Chromatographic isolation of the hemagglutinin polypeptides from influenza virus vaccine and determination of their amino-terminal sequences.

Abstract

The influenza virus hemagglutinin polypeptides HA1 and HA2 were purified by gel filtration in the presence of sodium dodecyl sulfate from a vaccine preparation of the recombinant strain Heq1N2. Use of this technique for purification of the hemagglutinin polypeptides eliminated the need for proteolytic agents for removal of the hemagglutinin from the virus particles; 100-300 mg of virus yielded 10-30 mg viral protein/chromatographic cycle. Because proteolysis is not required to remove the spikes from the viral envelope, the envelope-embedded HA2 polypeptide was purified in its entirety for structural analysis. Amino-terminal sequence analysis of the smaller polypeptide, HA2, revealed a cyclic repetition of glycyl residues through the first 24 residues at every 3rd-4th position.
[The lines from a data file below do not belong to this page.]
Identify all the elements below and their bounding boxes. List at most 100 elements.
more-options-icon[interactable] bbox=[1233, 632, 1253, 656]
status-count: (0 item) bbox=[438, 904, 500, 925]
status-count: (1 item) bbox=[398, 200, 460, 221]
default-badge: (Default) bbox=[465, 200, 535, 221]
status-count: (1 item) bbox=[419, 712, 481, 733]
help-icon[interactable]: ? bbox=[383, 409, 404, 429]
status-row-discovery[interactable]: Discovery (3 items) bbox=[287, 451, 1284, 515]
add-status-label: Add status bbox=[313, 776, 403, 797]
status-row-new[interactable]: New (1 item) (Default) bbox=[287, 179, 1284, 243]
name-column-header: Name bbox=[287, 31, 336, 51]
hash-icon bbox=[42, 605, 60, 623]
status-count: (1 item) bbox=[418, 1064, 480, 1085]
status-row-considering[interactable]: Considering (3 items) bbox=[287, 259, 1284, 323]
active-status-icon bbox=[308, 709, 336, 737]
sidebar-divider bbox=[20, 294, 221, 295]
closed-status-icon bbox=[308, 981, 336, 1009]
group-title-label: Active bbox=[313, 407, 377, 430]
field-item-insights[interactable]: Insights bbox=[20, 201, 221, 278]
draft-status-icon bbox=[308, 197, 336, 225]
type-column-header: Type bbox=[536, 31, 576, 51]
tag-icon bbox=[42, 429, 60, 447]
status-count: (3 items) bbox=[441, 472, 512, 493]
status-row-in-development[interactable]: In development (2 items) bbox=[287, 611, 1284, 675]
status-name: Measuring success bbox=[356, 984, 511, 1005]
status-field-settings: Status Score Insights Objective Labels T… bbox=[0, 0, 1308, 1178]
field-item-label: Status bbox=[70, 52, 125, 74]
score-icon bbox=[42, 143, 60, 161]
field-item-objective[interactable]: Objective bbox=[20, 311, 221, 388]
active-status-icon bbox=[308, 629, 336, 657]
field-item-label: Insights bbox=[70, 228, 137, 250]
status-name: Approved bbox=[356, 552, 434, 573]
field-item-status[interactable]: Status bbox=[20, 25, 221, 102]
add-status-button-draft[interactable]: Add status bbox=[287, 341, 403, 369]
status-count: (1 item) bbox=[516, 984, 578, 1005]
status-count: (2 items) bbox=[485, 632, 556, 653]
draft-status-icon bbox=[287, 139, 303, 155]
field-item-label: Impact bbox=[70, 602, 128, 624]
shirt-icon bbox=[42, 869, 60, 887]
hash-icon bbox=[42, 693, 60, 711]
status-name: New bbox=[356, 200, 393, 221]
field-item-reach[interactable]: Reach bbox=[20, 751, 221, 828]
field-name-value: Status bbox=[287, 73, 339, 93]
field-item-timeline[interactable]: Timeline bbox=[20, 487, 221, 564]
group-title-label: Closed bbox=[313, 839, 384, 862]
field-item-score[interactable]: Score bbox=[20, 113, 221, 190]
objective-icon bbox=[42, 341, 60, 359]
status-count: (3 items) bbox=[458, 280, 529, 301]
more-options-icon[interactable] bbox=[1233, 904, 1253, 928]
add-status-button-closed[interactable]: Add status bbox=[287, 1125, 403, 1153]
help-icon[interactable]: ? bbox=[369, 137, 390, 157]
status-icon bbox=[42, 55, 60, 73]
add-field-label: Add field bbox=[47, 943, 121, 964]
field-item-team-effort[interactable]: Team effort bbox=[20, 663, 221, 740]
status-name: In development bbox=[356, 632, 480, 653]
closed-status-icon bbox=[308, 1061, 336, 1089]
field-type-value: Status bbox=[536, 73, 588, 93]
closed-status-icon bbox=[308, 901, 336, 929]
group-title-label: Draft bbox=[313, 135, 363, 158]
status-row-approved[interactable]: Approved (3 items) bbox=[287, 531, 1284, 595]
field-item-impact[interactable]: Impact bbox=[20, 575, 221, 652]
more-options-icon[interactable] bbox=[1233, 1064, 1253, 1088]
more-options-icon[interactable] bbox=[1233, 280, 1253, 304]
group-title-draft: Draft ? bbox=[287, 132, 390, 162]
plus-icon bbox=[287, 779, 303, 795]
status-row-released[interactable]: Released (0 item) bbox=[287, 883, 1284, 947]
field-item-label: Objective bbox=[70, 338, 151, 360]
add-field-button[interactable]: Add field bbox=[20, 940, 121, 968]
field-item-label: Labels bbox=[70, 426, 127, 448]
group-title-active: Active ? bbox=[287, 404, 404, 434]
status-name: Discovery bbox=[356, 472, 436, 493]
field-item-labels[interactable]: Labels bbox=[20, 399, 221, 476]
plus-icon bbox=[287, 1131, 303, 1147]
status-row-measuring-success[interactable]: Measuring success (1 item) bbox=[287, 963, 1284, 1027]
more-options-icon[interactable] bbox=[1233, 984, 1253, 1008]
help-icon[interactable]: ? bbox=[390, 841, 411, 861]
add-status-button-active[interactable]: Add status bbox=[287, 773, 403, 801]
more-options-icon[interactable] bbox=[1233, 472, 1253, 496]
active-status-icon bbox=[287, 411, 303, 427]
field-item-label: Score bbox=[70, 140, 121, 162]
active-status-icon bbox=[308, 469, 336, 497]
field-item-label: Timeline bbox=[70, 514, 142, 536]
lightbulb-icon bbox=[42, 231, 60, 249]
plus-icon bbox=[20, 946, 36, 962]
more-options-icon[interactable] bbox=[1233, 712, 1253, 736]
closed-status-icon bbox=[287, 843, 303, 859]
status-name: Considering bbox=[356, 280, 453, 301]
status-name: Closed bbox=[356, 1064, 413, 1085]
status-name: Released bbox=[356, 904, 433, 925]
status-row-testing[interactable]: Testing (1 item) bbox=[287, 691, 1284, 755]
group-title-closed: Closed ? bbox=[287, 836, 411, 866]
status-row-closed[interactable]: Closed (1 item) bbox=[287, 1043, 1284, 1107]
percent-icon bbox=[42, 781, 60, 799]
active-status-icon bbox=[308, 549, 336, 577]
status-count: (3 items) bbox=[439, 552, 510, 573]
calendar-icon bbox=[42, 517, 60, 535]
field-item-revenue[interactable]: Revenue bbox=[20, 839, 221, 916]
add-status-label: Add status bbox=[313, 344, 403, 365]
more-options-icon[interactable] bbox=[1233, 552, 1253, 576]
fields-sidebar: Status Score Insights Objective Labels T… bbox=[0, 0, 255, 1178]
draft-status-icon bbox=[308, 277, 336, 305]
The sequence through the first 10 residues was identical to that presented for other type A influenza viruses. The HA1 (Heq1) polypeptide had different amino acids at 3 or 4 of the first 10 residues of the amino-terminal sequence when compared to HA1 from H0, H1 or H2 subtypes. This study demonstrates the feasibility of the use of vaccine virus as a source of large quantities of viral protein for determination of primary structure.